What Is The 4 Percent Rule?


With most people relying almost exclusively on their own assets to generate lifetime income sufficiency, it’s up to each individual to determine the optimal rate at which they can safely spend down their assets so they don’t outlive them. Several decades ago, a financial advisor came up with the “4 percent rule,” which has been widely adopted by many financial planners as a starting point for determining how much can be withdrawn annually from your accounts over your lifetime.

Essentially the rule states that you should be able to withdraw 4 percent of your assets each year without the risk of depleting them too soon. However, that rule was developed over 40 years ago based on an asset allocation of 50 percent stocks and 50 percent bonds. It was determined that would be a safe rate of withdrawal during any 30-year period between 1926 and 1976.

Is the 4 Percent Rule Still Valid? 

While that rule may have worked well in the 1980s and 1990s due to surging stock prices, it didn’t work so well in the 2000s, which saw a stagnate stock market and declining housing prices. Retirees found themselves having to increase the percentage and accelerate the depletion of their assets to cover their living expenses. More recently, in the 2010s and 2020s, bond yields have declined, generating far less income than in previous decades. The only remedy retirees had was to reduce their withdrawals or lifestyle or risk depleting their assets too soon.

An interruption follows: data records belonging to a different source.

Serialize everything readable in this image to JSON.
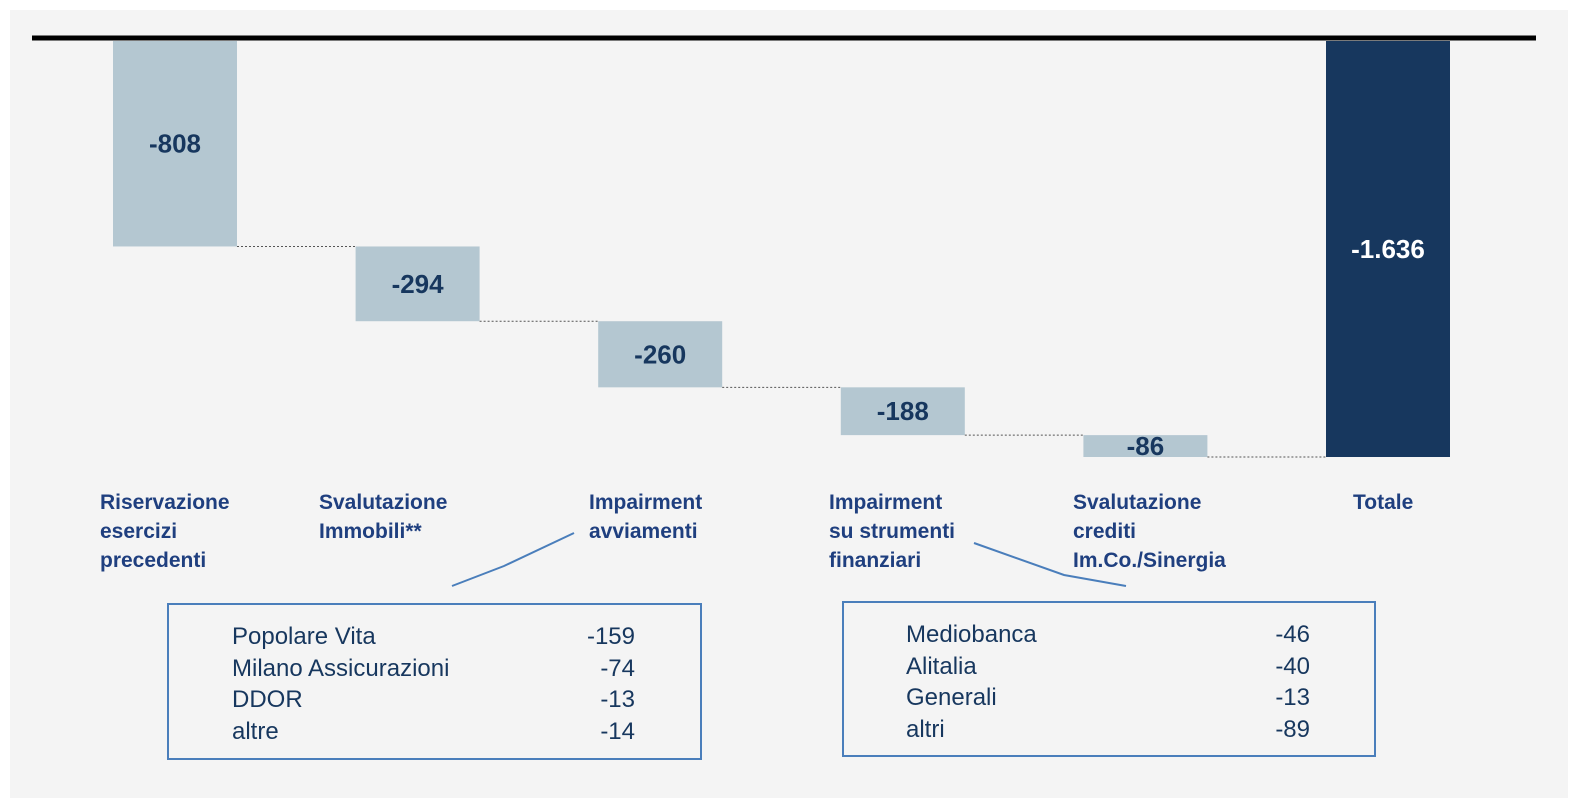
{
  "chart_data": {
    "type": "waterfall",
    "categories": [
      "Riservazione\nesercizi\nprecedenti",
      "Svalutazione\nImmobili**",
      "Impairment\navviamenti",
      "Impairment\nsu strumenti\nfinanziari",
      "Svalutazione\ncrediti\nIm.Co./Sinergia",
      "Totale"
    ],
    "values": [
      -808,
      -294,
      -260,
      -188,
      -86,
      -1636
    ],
    "value_labels": [
      "-808",
      "-294",
      "-260",
      "-188",
      "-86",
      "-1.636"
    ],
    "color": "#b4c7d1",
    "total_color": "#17375e"
  },
  "boxes": [
    {
      "rows": [
        {
          "name": "Popolare Vita",
          "value": -159
        },
        {
          "name": "Milano Assicurazioni",
          "value": -74
        },
        {
          "name": "DDOR",
          "value": -13
        },
        {
          "name": "altre",
          "value": -14
        }
      ]
    },
    {
      "rows": [
        {
          "name": "Mediobanca",
          "value": -46
        },
        {
          "name": "Alitalia",
          "value": -40
        },
        {
          "name": "Generali",
          "value": -13
        },
        {
          "name": "altri",
          "value": -89
        }
      ]
    }
  ]
}
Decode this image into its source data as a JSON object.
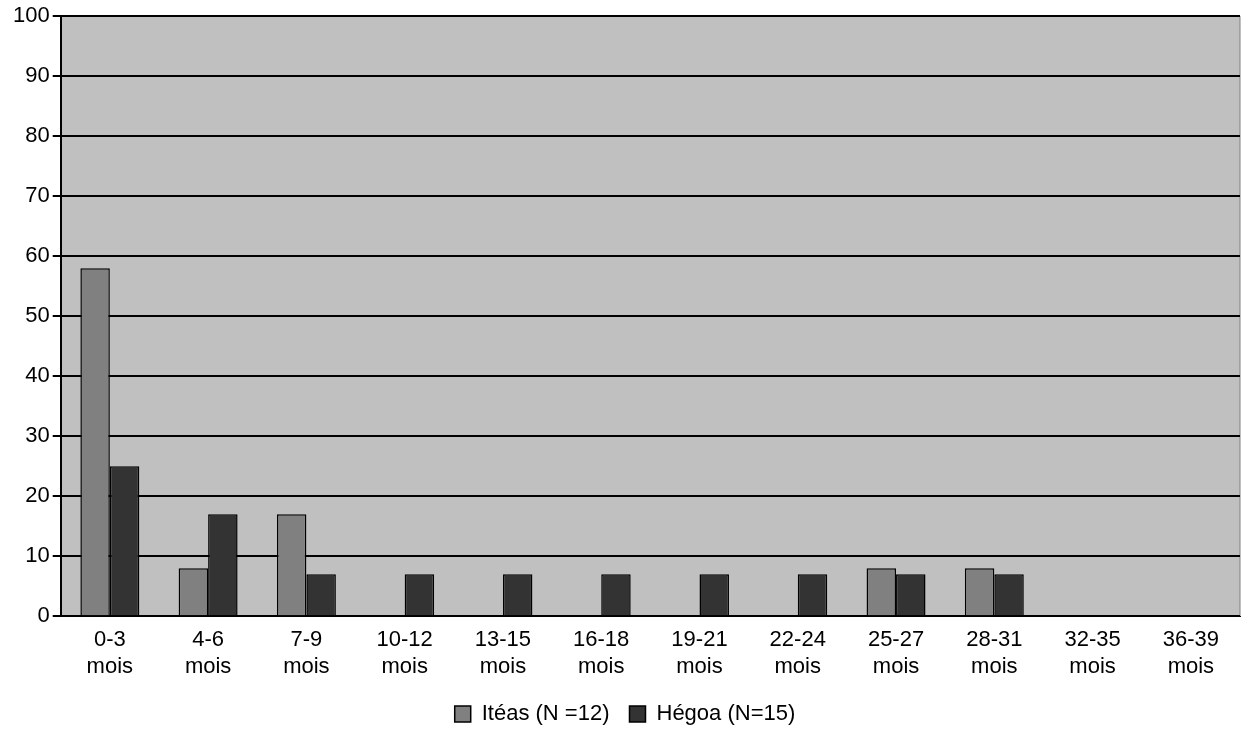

Today’s retirees are discovering that rules based on decades-old averages and assumptions don’t account for 21st-century realities. Rising healthcare costs and longer life expectancies were not factored into the rule back then. Some financial advisors have tried to adjust for this by changing the 4 percent rule to the 3 percent rule.

From the start, the 4 percent rule was to be used as a rule of thumb, a planning guide, not as a final strategy. Given the enormous complexities around determining an optimal spend-down strategy, it can leave retirees in the uncertain position of adjusting their spending in reaction to the performance of their assets. Short of a real income distribution strategy, determining how much to withdraw each year becomes a dangerous crapshoot.

Retirement Income Planning Requires More Than Rules of Thumb

Determining a safe spend-down rate should be done in concert with an overall retirement income plan factoring in a retiree’s income needs, retirement asset mix, expected returns, tax situation, inflation, and the uncertainty of the markets. The plan needs to be monitored regularly so timely adjustments can be made to maintain the balance between income needs and the rate of asset depletion.

As far as retirement planning goes, the accumulation phase is far less complex than the distribution phase to ensure you can comfortably meet your lifestyle goals. Planning for lifetime income sufficiency should be done with the guidance of a qualified advisor who specializes in retirement income planning.